In music, the Freshman year was extended by six weeks for 80 lucky Choir and Band Ensemble students on a summer performing tour in Europe, an amazing first trip abroad for many. In theatre, we saw How to Succeed, Marriage of Figaro, and Tartuffe, among other plays, and in our Sophomore year we did the musical “Mame.” In our Senior year, the musicals were “The Boyfriend’ and ‘Jacques Brel,’ the trumpeter Doc Severinson performed, and our talented classmate John West presented a three hour extravaganza, j.w.p.!, of songs, dances, ensembles, and piano solos.

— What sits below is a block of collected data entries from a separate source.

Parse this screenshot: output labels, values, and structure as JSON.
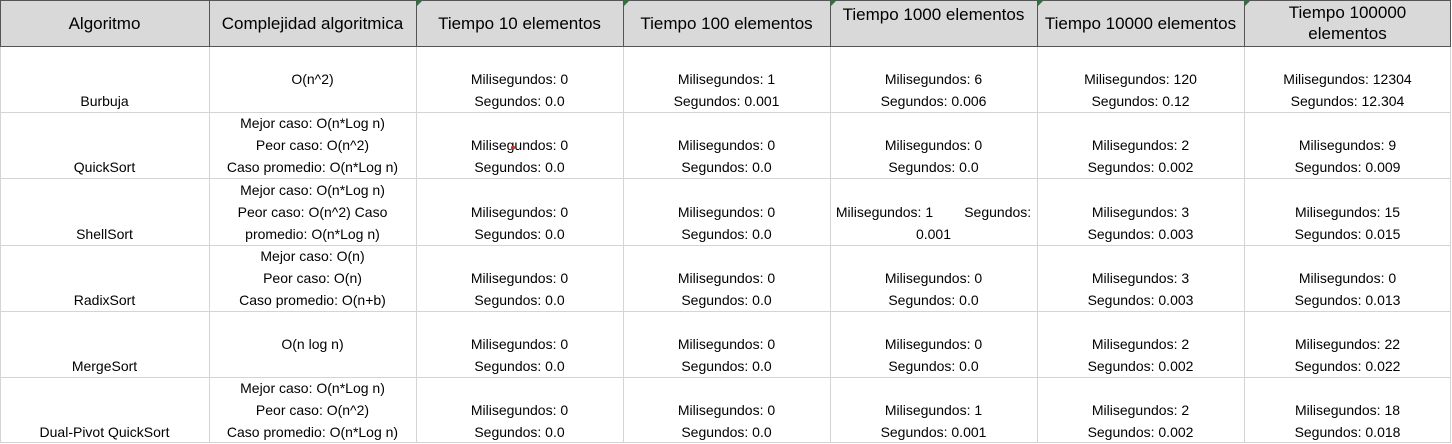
{
  "headers": [
    "Algoritmo",
    "Complejidad algoritmica",
    "Tiempo 10 elementos",
    "Tiempo 100 elementos",
    "Tiempo 1000 elementos",
    "Tiempo 10000 elementos",
    "Tiempo 100000 elementos"
  ],
  "rows": [
    {
      "name": "Burbuja",
      "complexity": [
        "O(n^2)"
      ],
      "times": [
        [
          "Milisegundos: 0",
          "Segundos: 0.0"
        ],
        [
          "Milisegundos: 1",
          "Segundos: 0.001"
        ],
        [
          "Milisegundos: 6",
          "Segundos: 0.006"
        ],
        [
          "Milisegundos: 120",
          "Segundos: 0.12"
        ],
        [
          "Milisegundos: 12304",
          "Segundos: 12.304"
        ]
      ]
    },
    {
      "name": "QuickSort",
      "complexity": [
        "Mejor caso: O(n*Log n)",
        "Peor caso: O(n^2)",
        "Caso promedio: O(n*Log n)"
      ],
      "times": [
        [
          "Milisegundos: 0",
          "Segundos: 0.0"
        ],
        [
          "Milisegundos: 0",
          "Segundos: 0.0"
        ],
        [
          "Milisegundos: 0",
          "Segundos: 0.0"
        ],
        [
          "Milisegundos: 2",
          "Segundos: 0.002"
        ],
        [
          "Milisegundos: 9",
          "Segundos: 0.009"
        ]
      ]
    },
    {
      "name": "ShellSort",
      "complexity": [
        "Mejor caso: O(n*Log n)",
        "Peor caso: O(n^2) Caso",
        "promedio: O(n*Log n)"
      ],
      "times": [
        [
          "Milisegundos: 0",
          "Segundos: 0.0"
        ],
        [
          "Milisegundos: 0",
          "Segundos: 0.0"
        ],
        [
          "Milisegundos: 1        Segundos:",
          "0.001"
        ],
        [
          "Milisegundos: 3",
          "Segundos: 0.003"
        ],
        [
          "Milisegundos: 15",
          "Segundos: 0.015"
        ]
      ]
    },
    {
      "name": "RadixSort",
      "complexity": [
        "Mejor caso: O(n)",
        "Peor caso: O(n)",
        "Caso promedio: O(n+b)"
      ],
      "times": [
        [
          "Milisegundos: 0",
          "Segundos: 0.0"
        ],
        [
          "Milisegundos: 0",
          "Segundos: 0.0"
        ],
        [
          "Milisegundos: 0",
          "Segundos: 0.0"
        ],
        [
          "Milisegundos: 3",
          "Segundos: 0.003"
        ],
        [
          "Milisegundos: 0",
          "Segundos: 0.013"
        ]
      ]
    },
    {
      "name": "MergeSort",
      "complexity": [
        "O(n log n)"
      ],
      "times": [
        [
          "Milisegundos: 0",
          "Segundos: 0.0"
        ],
        [
          "Milisegundos: 0",
          "Segundos: 0.0"
        ],
        [
          "Milisegundos: 0",
          "Segundos: 0.0"
        ],
        [
          "Milisegundos: 2",
          "Segundos: 0.002"
        ],
        [
          "Milisegundos: 22",
          "Segundos: 0.022"
        ]
      ]
    },
    {
      "name": "Dual-Pivot QuickSort",
      "complexity": [
        "Mejor caso: O(n*Log n)",
        "Peor caso: O(n^2)",
        "Caso promedio: O(n*Log n)"
      ],
      "times": [
        [
          "Milisegundos: 0",
          "Segundos: 0.0"
        ],
        [
          "Milisegundos: 0",
          "Segundos: 0.0"
        ],
        [
          "Milisegundos: 1",
          "Segundos: 0.001"
        ],
        [
          "Milisegundos: 2",
          "Segundos: 0.002"
        ],
        [
          "Milisegundos: 18",
          "Segundos: 0.018"
        ]
      ]
    }
  ],
  "colors": {
    "header_bg": "#d9d9d9",
    "grid": "#d4d4d4",
    "header_grid": "#555555",
    "comment_marker": "#1e7d32"
  }
}
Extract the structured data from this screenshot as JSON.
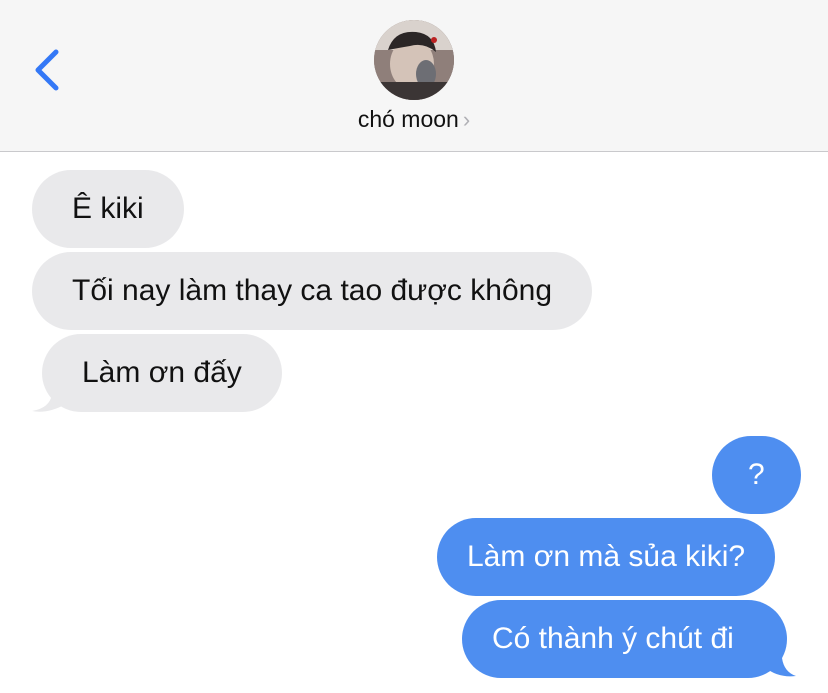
{
  "header": {
    "back_icon": "chevron-left-icon",
    "contact_name": "chó moon",
    "contact_chevron": "›",
    "accent_color": "#3478f6"
  },
  "messages": {
    "received": [
      {
        "text": "Ê kiki"
      },
      {
        "text": "Tối nay làm thay ca tao được không"
      },
      {
        "text": "Làm ơn đấy"
      }
    ],
    "sent": [
      {
        "text": "?"
      },
      {
        "text": "Làm ơn mà sủa kiki?"
      },
      {
        "text": "Có thành ý chút đi"
      }
    ]
  },
  "colors": {
    "received_bubble": "#e9e9eb",
    "sent_bubble": "#4e8ef0"
  }
}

The mandatory convocation forums had many great speakers, including Julian Bond (“The New Coalition”), Vance Packard (“The Urban Crisis”), Dr. John Searle (“Confrontation and Confusion on the American Campus”) and Buckminster Fuller. In later years, when no longer mandatory, the Speakers series included Senator Robert Packwood and even Country Joe Macdonald, who sang a truly obscene song, in addition to the Fish Cheer, Gimme an F! In our Senior year, the speakers included Senator Frank Church, actress Sally Struthers, comedian Tommy Smothers, and Senator Mark Hatfield on politics or plugging political candidates, as well as the renowned economist John Kenneth Galbraith, who described a 'New Industrial State’ and predicted “we will all be saved from a dull life.” As seems to have happened.
Willamette’s motto was, and is, “Not unto ourselves only are we born.” So here we are now, celebrating our graduation 50 years later, as late-stage ‘baby boomers' who embraced our new Willamette friends, experiences and diplomas, entered into our adult lives, and made things happen.
With fond memories of college friends then and now, whether still living or since departed, as we “draw closer to our final destination," may you "tickle the love that made you laugh” and "watch you grow” every day and year … because ”there are no good-byes, so let no tears enter your eyes."